Estimation of average molecular mass of dolichol. Gaussian distribution was fitted to experimentally recorded signals of isotopomers with highest intensity, as presented for representative Dol-16. Overlaid spectra obtained for Dol-16 isolated from roots grown on [1-¹³C]glucose (filled triangles), [1,6-¹³C₂]glucose (filled circles), and [U-¹³C₆]glucose (filled diamonds). Empty triangles and circles represent residual native dolichols from the inoculum of [1-¹³C]glucose and [1,6-¹³C₂]glucose. Solid lines represent Gaussian profiles for Dol-16 obtained after feeding by [1-¹³C]glucose (red lines), [1,6-¹³C₂]glucose (blue lines), [U-¹³C₆]glucose (green lines), and native dolichols (black lines). Arrows indicate the estimated average masses. Each point represents the intensity of a single Dol-16 isotopomer signal in the mass spectrum.

FIGURE 6.

The effect of ¹³C labeling on the increase of dolichol molecular mass. Markers represent average molecular masses of individual dolichols; Dol-14, Dol-15, Dol-16, Dol-17, and Dol-18 relate to the theoretical enrichment in the MVA pathway indicated by vertical dotted lines, 1.49, 2.99, and 4.95 Da for mono-, di-, and uniformly labeled glucose, respectively (see Table 3). Solid lines follow the expected values calculated for masses of dolichols synthesized exclusively via the MVA pathway.

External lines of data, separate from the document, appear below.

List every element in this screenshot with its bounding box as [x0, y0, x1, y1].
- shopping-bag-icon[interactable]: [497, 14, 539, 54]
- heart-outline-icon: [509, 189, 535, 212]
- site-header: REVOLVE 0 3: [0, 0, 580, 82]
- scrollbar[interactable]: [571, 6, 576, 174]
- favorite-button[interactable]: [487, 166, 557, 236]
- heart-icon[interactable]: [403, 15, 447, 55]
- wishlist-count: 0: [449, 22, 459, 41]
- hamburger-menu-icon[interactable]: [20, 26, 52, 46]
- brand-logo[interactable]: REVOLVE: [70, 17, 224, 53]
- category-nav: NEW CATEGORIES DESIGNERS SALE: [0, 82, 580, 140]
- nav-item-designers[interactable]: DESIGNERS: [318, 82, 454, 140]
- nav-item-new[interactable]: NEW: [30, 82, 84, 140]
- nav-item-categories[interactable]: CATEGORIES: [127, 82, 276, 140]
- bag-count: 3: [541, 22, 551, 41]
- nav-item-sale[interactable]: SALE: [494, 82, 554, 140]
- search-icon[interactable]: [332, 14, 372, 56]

The observed mass deficit of 7–15 Da found for mono- and di-labeled glucose experiments indicates substantial participation of the alternative MEP pathway in dolichol synthesis.

FIGURE 7.

Incorporation of deuterium-labeled pathway-specific precursors into dolichols. Overlaid HPLC/ESI-MS spectra of representative Dol-16 of the deuterium-enriched (solid line) and native (dotted line) samples obtained from feeding with [5,5-²H₂]deoxyxylulose (A) and[5-²H]mevalonate (B).

FIGURE 8.

Compartmentalization of dolichol biosynthesis in root cells. Proposed cooperation of MEP and MVA pathways.